“Hand me that paint brush, will you, Bob?” Dad asked from his ladder as he contemplated some final touch-ups on the corner molding. I complied, reaching as high as I could with my nine-year-old hand toward Dad’s down-stretched arm.
Old farmhouses may have romantic allure, but actually living in one offers endless opportunities for repairs and renovations. Dad was dedicated to restoring our recently acquired relic.
It sat on a rather small lot, but seemingly-endless acres of verdant fields surrounded our one-acre property, providing respite from metropolitan Cleveland.
A punster beyond redemption, Dad had affectionately ordained our new home “The Acher,” acknowledging both the small size of the parcel and the painful work required to make it more livable.
As Mom tried to adjust to the isolation of her new rural environment, Laddie, my collie, buoyantly accompanied me as we romped through the fields, exploring every mole hole and brook.
The bliss of my carefree youth persisted long after the reality of adult life caught up with me. College, marriage (two of them), and a growing family of my own redirected my attention and my priorities for too many years to count. But the fond recollections of growing up at The Acher are frequent reflections.

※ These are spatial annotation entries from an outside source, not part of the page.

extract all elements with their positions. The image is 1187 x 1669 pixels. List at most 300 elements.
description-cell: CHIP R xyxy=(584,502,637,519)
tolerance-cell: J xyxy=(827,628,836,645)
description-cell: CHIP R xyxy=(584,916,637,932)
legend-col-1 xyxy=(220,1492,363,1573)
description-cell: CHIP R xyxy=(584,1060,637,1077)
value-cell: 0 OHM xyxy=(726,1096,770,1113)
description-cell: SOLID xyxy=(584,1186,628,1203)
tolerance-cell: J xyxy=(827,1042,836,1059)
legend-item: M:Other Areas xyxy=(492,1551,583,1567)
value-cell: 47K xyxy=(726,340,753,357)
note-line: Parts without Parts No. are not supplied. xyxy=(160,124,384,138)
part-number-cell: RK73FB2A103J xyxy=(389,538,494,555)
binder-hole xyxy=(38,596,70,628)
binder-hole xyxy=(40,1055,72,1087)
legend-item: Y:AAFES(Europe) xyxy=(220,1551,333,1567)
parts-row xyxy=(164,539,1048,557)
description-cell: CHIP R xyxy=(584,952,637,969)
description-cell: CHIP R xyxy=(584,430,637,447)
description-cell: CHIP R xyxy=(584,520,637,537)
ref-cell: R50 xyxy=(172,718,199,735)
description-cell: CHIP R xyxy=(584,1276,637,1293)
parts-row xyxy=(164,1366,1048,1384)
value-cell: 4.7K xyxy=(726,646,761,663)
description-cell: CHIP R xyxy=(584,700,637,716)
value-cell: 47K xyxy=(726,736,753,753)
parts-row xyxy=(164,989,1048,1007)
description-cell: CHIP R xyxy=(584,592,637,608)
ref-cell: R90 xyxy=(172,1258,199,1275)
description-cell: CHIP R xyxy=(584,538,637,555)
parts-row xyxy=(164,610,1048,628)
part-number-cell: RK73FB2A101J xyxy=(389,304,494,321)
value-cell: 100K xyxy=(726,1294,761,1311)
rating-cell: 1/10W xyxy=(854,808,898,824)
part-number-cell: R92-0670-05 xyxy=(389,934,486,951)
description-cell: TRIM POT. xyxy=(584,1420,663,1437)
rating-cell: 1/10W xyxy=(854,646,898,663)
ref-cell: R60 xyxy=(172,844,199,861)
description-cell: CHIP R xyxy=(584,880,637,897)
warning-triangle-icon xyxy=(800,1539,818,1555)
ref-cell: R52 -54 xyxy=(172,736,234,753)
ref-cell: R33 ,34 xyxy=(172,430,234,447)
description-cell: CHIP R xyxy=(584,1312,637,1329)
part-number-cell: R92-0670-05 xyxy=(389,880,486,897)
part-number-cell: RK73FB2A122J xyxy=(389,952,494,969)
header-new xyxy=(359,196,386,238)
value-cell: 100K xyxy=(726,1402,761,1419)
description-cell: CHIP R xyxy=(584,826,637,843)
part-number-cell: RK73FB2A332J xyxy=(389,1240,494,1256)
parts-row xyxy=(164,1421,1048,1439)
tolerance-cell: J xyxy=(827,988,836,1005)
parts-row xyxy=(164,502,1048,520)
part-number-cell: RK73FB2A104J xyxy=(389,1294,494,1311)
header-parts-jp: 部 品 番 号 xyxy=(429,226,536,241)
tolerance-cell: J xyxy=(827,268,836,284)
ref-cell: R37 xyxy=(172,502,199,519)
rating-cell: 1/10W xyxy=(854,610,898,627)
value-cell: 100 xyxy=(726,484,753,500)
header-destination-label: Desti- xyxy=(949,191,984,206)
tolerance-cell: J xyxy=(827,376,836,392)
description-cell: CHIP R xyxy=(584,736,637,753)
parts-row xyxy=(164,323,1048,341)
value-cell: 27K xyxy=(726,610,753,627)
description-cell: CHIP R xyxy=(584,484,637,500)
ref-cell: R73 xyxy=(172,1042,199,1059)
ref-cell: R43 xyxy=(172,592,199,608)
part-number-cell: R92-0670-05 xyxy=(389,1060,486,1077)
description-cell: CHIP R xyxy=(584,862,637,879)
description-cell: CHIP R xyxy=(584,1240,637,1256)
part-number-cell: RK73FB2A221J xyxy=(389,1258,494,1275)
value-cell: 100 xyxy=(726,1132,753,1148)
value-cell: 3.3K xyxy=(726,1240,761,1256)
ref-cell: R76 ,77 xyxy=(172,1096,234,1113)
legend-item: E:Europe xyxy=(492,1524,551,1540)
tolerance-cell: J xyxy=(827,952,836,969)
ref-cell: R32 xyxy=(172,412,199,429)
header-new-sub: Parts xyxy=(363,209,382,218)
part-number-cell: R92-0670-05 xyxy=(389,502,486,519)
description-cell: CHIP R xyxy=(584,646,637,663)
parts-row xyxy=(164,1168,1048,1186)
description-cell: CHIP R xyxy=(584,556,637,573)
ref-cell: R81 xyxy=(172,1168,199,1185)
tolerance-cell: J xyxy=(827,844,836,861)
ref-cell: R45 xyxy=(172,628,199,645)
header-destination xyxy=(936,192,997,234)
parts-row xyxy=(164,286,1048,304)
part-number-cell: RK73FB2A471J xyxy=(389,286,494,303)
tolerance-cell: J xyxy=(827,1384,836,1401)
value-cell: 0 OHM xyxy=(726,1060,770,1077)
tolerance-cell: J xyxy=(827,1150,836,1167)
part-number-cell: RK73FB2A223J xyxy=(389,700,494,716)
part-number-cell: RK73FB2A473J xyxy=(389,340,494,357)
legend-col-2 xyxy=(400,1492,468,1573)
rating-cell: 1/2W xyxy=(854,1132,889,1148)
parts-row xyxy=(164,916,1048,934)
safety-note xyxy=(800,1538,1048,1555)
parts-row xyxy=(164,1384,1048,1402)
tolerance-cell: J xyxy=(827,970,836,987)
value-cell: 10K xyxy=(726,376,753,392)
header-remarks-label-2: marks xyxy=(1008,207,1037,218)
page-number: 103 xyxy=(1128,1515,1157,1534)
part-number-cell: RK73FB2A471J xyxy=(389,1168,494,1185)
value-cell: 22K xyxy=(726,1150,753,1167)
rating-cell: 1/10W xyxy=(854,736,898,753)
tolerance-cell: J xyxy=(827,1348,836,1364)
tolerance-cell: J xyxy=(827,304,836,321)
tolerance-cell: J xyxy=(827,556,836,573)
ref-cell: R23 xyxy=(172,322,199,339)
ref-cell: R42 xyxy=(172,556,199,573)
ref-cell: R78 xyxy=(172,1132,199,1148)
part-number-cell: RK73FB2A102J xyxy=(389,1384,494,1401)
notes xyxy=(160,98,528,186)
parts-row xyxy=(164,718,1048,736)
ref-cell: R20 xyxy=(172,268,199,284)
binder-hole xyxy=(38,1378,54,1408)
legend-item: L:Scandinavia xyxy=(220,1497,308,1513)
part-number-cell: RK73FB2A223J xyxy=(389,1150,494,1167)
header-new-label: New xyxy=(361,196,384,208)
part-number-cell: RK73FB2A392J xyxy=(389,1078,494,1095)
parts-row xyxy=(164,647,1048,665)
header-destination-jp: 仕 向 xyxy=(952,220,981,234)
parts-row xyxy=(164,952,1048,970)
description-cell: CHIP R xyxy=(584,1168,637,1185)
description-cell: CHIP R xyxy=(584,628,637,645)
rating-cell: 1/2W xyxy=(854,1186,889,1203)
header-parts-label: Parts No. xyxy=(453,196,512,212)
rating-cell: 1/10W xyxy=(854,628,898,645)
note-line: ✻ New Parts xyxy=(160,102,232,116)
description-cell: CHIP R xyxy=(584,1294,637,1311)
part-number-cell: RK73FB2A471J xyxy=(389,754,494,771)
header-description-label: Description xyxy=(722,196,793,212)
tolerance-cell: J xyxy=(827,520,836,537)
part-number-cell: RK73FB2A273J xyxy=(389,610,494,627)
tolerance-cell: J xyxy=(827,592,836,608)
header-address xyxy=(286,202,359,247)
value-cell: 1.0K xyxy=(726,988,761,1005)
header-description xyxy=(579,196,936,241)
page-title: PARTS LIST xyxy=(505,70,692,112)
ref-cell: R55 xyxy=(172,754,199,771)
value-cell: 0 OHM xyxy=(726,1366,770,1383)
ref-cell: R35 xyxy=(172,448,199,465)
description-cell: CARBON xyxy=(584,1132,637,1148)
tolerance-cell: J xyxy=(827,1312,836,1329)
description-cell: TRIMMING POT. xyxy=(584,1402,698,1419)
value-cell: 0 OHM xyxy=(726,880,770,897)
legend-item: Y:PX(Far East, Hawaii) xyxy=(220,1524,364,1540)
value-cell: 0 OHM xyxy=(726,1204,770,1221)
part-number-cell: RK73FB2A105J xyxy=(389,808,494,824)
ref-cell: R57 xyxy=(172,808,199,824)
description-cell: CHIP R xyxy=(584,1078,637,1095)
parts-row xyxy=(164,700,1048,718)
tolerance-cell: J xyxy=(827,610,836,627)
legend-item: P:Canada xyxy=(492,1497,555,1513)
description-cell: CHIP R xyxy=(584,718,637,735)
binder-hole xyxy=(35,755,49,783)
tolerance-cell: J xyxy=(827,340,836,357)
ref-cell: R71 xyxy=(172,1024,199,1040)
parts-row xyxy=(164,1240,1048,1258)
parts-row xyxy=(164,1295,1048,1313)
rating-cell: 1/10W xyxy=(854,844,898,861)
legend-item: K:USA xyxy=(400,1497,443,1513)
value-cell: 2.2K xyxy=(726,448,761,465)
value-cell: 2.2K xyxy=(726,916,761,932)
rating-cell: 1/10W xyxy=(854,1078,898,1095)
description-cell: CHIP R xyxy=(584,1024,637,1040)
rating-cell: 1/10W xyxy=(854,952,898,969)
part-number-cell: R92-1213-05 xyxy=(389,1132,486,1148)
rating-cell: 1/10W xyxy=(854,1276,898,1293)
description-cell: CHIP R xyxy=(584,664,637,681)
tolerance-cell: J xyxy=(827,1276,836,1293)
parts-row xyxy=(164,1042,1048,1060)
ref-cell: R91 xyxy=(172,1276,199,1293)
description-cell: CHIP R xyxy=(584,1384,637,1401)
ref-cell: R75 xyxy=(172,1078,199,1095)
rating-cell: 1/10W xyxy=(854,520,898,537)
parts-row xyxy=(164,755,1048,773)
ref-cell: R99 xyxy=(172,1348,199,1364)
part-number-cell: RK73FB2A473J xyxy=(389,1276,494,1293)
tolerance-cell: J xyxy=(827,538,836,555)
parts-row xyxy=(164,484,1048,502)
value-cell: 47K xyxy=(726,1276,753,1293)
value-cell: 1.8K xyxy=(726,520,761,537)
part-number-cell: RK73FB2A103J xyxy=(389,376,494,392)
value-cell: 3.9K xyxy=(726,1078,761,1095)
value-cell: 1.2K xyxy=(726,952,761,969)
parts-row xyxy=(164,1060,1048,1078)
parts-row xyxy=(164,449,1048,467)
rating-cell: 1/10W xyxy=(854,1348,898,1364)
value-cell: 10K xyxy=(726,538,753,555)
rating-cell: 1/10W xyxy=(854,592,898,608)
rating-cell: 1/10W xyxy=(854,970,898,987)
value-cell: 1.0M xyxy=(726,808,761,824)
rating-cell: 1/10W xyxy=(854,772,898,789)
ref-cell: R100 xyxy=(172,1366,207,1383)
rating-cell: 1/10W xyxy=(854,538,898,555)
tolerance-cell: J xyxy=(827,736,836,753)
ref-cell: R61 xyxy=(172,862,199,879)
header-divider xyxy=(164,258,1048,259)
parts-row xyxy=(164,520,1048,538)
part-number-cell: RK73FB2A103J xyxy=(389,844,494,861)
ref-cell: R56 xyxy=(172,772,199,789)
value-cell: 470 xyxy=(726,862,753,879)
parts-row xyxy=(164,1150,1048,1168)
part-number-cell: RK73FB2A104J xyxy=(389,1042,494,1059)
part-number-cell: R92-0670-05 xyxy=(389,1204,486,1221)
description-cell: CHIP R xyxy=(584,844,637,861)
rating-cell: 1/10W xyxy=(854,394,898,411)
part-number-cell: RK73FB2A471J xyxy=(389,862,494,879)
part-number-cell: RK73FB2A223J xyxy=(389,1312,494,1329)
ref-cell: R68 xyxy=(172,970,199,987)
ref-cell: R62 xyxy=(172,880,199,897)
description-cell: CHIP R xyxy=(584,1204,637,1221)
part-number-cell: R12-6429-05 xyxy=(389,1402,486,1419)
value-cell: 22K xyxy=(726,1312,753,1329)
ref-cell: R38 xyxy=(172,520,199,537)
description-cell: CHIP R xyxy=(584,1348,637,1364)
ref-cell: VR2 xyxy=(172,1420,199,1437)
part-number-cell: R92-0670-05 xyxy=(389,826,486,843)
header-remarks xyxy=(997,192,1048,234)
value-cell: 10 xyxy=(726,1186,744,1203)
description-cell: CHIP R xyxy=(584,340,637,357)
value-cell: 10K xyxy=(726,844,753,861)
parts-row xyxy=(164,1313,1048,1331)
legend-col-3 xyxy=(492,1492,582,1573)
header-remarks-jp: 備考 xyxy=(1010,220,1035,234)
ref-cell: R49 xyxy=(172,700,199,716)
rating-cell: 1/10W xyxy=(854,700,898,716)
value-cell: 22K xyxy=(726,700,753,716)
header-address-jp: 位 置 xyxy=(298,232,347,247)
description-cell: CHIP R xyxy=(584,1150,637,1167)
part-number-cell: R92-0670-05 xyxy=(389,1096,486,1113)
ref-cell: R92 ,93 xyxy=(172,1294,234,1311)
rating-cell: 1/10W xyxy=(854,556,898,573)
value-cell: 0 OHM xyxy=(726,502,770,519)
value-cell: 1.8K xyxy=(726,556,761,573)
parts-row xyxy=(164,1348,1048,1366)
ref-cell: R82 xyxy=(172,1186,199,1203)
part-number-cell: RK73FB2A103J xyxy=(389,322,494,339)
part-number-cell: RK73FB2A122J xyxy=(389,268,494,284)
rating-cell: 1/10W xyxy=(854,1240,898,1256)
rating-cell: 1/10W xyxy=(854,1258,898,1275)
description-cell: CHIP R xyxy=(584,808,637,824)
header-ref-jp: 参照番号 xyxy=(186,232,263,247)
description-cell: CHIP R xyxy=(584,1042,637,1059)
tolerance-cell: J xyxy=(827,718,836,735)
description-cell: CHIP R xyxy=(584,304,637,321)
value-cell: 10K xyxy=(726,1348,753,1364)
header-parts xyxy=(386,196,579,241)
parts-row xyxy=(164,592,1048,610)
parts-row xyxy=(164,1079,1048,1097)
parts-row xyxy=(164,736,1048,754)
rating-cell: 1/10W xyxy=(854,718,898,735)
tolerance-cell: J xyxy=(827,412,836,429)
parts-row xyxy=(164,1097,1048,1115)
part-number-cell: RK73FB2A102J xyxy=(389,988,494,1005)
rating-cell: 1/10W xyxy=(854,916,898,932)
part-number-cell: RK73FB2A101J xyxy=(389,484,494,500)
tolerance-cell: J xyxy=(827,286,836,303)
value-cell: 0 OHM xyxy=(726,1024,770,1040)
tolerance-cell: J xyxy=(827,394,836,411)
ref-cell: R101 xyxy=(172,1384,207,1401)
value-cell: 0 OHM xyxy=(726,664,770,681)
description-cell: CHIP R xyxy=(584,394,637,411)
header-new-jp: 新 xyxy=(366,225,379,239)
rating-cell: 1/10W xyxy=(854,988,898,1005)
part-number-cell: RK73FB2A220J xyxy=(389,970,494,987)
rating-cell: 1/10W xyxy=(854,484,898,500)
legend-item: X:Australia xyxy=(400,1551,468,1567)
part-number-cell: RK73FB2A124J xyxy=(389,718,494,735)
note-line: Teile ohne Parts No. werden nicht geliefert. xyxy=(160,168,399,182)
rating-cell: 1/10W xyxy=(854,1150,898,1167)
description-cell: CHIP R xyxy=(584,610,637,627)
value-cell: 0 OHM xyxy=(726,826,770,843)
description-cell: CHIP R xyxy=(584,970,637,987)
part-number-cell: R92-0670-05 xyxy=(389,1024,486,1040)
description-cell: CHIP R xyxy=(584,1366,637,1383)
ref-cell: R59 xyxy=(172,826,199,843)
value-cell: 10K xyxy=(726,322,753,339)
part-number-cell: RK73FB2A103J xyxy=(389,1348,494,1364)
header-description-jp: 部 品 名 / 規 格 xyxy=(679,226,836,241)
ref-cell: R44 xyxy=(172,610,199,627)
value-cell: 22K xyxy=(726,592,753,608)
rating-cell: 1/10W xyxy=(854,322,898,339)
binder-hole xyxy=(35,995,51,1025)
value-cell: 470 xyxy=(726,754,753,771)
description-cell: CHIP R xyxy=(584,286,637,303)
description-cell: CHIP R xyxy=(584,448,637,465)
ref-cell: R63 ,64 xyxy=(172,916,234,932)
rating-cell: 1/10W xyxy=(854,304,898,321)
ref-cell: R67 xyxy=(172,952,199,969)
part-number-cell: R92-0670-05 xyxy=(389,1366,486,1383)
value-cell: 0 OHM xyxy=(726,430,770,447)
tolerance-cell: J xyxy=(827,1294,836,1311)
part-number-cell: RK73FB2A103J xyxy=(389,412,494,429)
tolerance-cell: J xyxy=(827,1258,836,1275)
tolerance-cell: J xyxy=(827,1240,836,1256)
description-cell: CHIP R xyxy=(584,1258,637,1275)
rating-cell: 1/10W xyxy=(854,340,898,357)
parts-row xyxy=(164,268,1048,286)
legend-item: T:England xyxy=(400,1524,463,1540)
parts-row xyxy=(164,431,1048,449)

Now living nearly a thousand miles and a half-century away from my boyhood home, I recently received an invitation to attend my high school reunion. This immediately elicited thoughts of a side trip to see my old home. Deep down I suspected I shouldn’t do it. I should let warm memories rest. But the temptation was too strong to ignore, so I made the trip.
As I approached my hometown I was amazed at how it had grown. Its gracious rurality had been replaced by busy commerce.
I smiled and my heart beat faster as I approached my former address. Would a succession of owners have continued Dad’s early restorations? Would there still be pride in the hearts of its current residents? There it was, dead ahead! I slowed down and approached it with reverence and anticipation.
And there it sat – abandoned, derelict, forlorn. The white paint had long turned dingy grey. I pulled into the driveway and saw that several lower windows were broken. I opened my car door, got out, and slowly walked toward the front bay to look inside where I saw the ravaged remains.
I looked up at the wood trim on the ceiling, and pictured my father atop that ladder eons ago as I handed him a paint brush.
A white placard had been crudely nailed to the front door. It announced my home’s imminent destruction to make way for a shopping center to complement the fast food restaurants, chain stores, and entrepreneurial businesses that now pervaded both sides of the highway.
The once-pristine fields that Laddie and I ran through together long ago were gone forever. Overcome with nostalgia, I lowered my head and cried.
But while reality is transient and occasionally bitter, memories are indelible and often consoling. Thomas Wolfe admonishes us that you can’t go home again, but Laddie will always be at my side as we run through those precious fields of yesterday.